Transportation equipment led the rise, climbing 7.9 percent as both defense aircraft orders (+50.1 percent) and nondefense aircraft (+21.6 percent) surged. Excluding transportation, new orders rose by a more modest 0.4 percent.
Nondefense capital goods orders excluding aircraft, a closely watched proxy for business spending on equipment, increased by 0.6 percent in August. July’s reading was revised down to a 0.8 percent gain from the 1 percent previously reported. Economists polled by Reuters had expected a 0.1 percent decline in August in the measure, commonly known as core capital goods orders, which reflect business investment.
Shipments of core capital goods—which feed into the government’s gross domestic product (GDP) calculation for business equipment spending—slipped 0.3 percent after a 0.6 percent gain in July, suggesting a moderate contribution to third-quarter growth.
Core capital goods orders have swung widely this year, reflecting possible front-loading by firms ahead of tariff deadlines.

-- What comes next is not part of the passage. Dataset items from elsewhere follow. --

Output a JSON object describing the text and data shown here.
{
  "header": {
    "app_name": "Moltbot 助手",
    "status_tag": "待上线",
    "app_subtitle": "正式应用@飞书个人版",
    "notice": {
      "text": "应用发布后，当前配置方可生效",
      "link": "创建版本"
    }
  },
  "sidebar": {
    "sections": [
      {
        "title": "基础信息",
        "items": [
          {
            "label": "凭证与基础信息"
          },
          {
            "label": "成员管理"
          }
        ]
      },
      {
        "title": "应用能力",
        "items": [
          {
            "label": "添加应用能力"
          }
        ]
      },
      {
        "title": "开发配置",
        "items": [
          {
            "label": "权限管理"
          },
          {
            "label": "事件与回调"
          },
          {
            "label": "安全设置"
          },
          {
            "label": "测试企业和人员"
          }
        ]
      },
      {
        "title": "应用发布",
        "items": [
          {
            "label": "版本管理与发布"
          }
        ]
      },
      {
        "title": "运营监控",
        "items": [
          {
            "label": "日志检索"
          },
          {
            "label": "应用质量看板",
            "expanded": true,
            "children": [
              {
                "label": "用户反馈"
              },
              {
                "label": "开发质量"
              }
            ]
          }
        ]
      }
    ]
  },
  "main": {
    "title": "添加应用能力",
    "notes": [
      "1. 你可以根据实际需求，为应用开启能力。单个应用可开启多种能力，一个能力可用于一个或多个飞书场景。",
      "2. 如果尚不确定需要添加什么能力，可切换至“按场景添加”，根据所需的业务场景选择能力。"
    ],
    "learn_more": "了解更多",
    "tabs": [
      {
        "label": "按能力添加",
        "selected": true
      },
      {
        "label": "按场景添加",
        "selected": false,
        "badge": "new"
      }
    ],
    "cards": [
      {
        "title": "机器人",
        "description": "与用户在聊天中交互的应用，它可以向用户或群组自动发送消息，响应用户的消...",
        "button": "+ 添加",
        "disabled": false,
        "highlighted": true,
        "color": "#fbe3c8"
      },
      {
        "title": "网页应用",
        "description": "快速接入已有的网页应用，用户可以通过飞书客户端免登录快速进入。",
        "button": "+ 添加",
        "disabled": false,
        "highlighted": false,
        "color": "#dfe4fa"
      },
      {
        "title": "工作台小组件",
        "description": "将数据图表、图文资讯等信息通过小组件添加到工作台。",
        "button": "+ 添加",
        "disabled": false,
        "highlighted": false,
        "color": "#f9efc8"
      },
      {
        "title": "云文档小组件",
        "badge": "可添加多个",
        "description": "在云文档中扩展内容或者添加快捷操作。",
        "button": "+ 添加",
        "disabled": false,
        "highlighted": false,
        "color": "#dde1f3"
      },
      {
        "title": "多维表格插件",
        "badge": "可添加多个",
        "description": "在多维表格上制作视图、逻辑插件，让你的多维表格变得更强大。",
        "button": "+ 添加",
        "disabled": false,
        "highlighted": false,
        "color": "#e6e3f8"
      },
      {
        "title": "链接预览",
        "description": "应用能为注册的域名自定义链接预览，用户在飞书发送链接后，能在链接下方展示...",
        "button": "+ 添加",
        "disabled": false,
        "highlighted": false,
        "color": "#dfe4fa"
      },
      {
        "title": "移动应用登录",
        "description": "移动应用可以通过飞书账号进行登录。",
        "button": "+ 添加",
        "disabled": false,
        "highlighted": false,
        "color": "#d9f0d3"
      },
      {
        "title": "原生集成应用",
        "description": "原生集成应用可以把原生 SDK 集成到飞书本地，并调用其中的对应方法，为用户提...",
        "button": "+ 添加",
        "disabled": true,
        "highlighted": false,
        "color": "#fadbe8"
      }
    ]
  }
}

Business spending on equipment slowed in the second quarter after double-digit growth in the January–March period.
The White House Council of Economic Advisers said the data show President Donald Trump’s economic policies are working.
The U.S. economy is on track to expand further in the third quarter, with the Atlanta Federal Reserve’s GDPNow model estimating growth at a 3.3 percent annualized rate.
“Further robust growth of output in September rounds off the best quarter so far this year for U.S. businesses,” Chris Williamson, chief business economist at S&P Global Market Intelligence, said in a statement.
He added that the data were consistent with the economy expanding at a 2.2 percent annualized rate in the third quarter.
The S&P Global numbers also pointed to cooling price pressures, as firms raised selling prices at the slowest pace since April, supporting the outlook for inflation to fall further. Manufacturing inventories grew at a record pace amid somewhat softer demand, while business sentiment improved on expectations that lower interest rates will cushion the impact of trade frictions and policy uncertainty.